Tragedy struck your home one night as your father who had gone hunting in the forest was attacked and mauled by a lion. He was brought home and died as soon as he entered the house. Your world came crashing.

Your father’s male relatives took over all his properties. They sent you, your siblings and your mother away. You were sent to live with a distant cousin in the big city.

Your cousin was a teacher in a secondary school. He was infuriated when he gave you a book to read and you shook your head and told him that your father didn’t enroll you in school. He told you that you had a long way to go. The next morning, he took you by the hand and enrolled in a primary school.

The pupils laughed at you when you got into the classroom because you were far older than them and couldn’t say a sentence in English language. You became the butt of jokes every day as the teachers and pupils took turns to mock you as the class dummy. You would cover your face with your palms in shame. You would cry and wish your father had allowed you go to school years ago.

You would tell your cousin that you were not going to school anymore because you were mocked and had no friends. He would encourage and assure you that you were going to pick up if you kept going. He would make you read extra books and would give you private lessons at home.

You found yourself picking up. You found yourself writing and speaking English fluently. You found yourself reading books that were above your level. You found yourself beginning to compose and write out your thoughts on paper.

You became top of your class when you entered secondary school. You were no longer the class dummy.

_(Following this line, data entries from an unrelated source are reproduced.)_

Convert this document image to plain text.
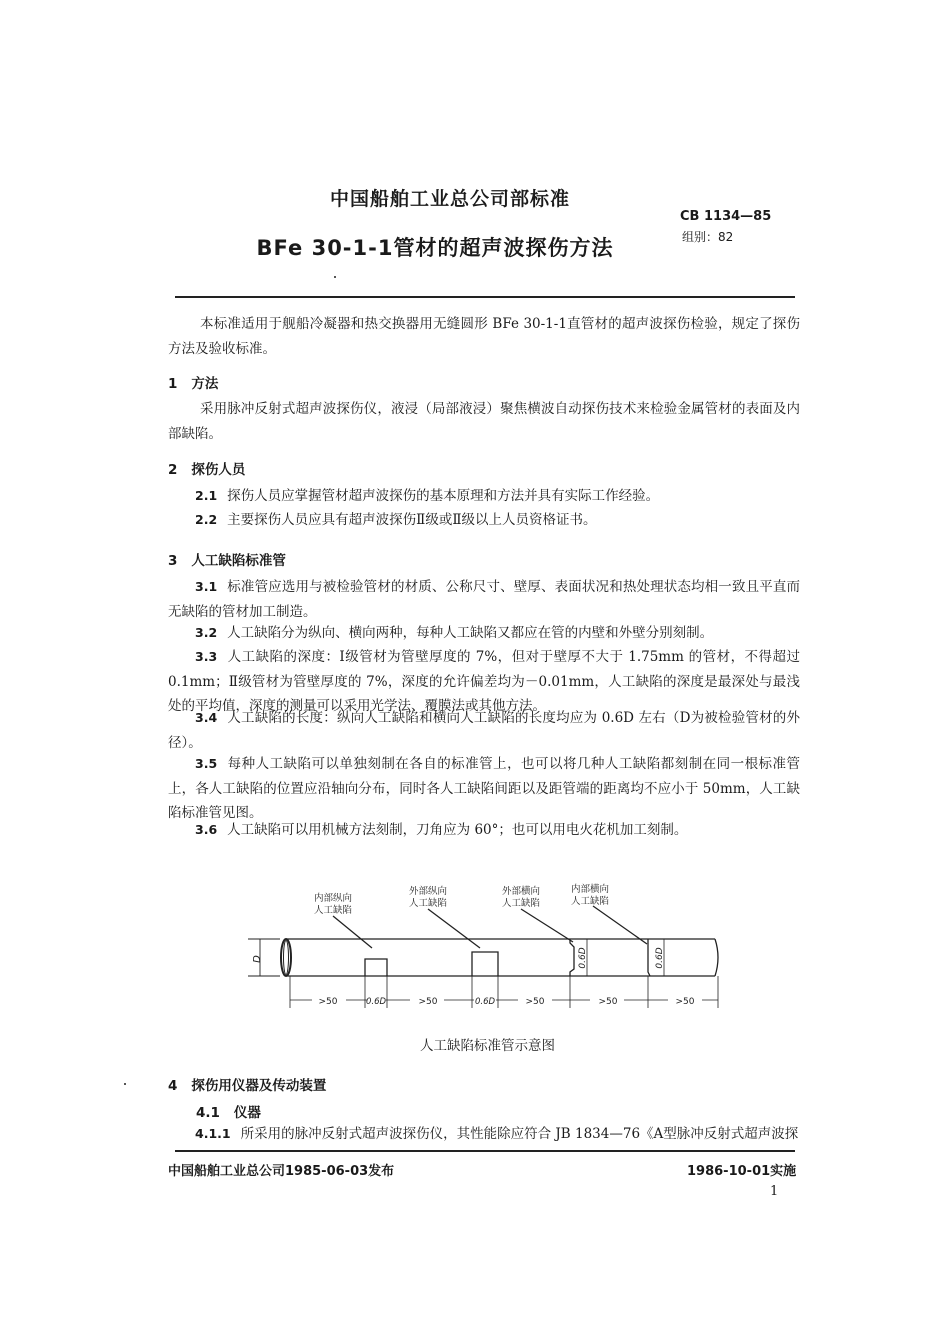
中国船舶工业总公司部标准
BFe 30-1-1管材的超声波探伤方法
CB 1134—85
组别：82
本标准适用于舰船冷凝器和热交换器用无缝圆形 BFe 30-1-1直管材的超声波探伤检验，规定了探伤方法及验收标准。
1 方法
采用脉冲反射式超声波探伤仪，液浸（局部液浸）聚焦横波自动探伤技术来检验金属管材的表面及内部缺陷。
2 探伤人员
2.1 探伤人员应掌握管材超声波探伤的基本原理和方法并具有实际工作经验。
2.2 主要探伤人员应具有超声波探伤Ⅱ级或Ⅱ级以上人员资格证书。
3 人工缺陷标准管
3.1 标准管应选用与被检验管材的材质、公称尺寸、壁厚、表面状况和热处理状态均相一致且平直而无缺陷的管材加工制造。
3.2 人工缺陷分为纵向、横向两种，每种人工缺陷又都应在管的内壁和外壁分别刻制。
3.3 人工缺陷的深度：Ⅰ级管材为管壁厚度的 7%，但对于壁厚不大于 1.75mm 的管材，不得超过 0.1mm；Ⅱ级管材为管壁厚度的 7%，深度的允许偏差均为－0.01mm，人工缺陷的深度是最深处与最浅处的平均值，深度的测量可以采用光学法、覆膜法或其他方法。
3.4 人工缺陷的长度：纵向人工缺陷和横向人工缺陷的长度均应为 0.6D 左右（D为被检验管材的外径）。
3.5 每种人工缺陷可以单独刻制在各自的标准管上，也可以将几种人工缺陷都刻制在同一根标准管上，各人工缺陷的位置应沿轴向分布，同时各人工缺陷间距以及距管端的距离均不应小于 50mm，人工缺陷标准管见图。
3.6 人工缺陷可以用机械方法刻制，刀角应为 60°；也可以用电火花机加工刻制。
内部纵向
人工缺陷
外部纵向
人工缺陷
外部横向
人工缺陷
内部横向
人工缺陷
D	0.6D	0.6D
>50	0.6D	>50	0.6D	>50	>50	>50
人工缺陷标准管示意图
4 探伤用仪器及传动装置
4.1 仪器
4.1.1 所采用的脉冲反射式超声波探伤仪，其性能除应符合 JB 1834—76《A型脉冲反射式超声波探
中国船舶工业总公司1985-06-03发布	1986-10-01实施
1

“Who wrote this?” The class teacher asked one day, waving a piece of paper in front of the class.

You knew it was you. The paper must have slipped out of your exercise book when you submitted your assignment at the teacher’s desk.

The class denied ownership until a pupil recognized the handwriting as yours.

“I wrote it” You owned up in a meek tone.

“Did you write this or you copied it from a book?” Your teacher interrogated.

“No sir, I wrote it by myself”

The teacher asked you to accompany him to the principal’s office. He showed the piece of paper to the principal who took it and began reading.

“She wrote this?”

“Yes, Sir. It is her work”

“She is a genius! She would go far” The principal declared.

That was years ago but you can still vividly remember the principal’s commendation of your essay on the girl child. It fuels your passion to write books that would fill up shelves, books that people would need ladders to climb up to reach. Now you are in the university and they call you ‘bookworm.’ You are just biding your time, and you would show them what a bookworm can do.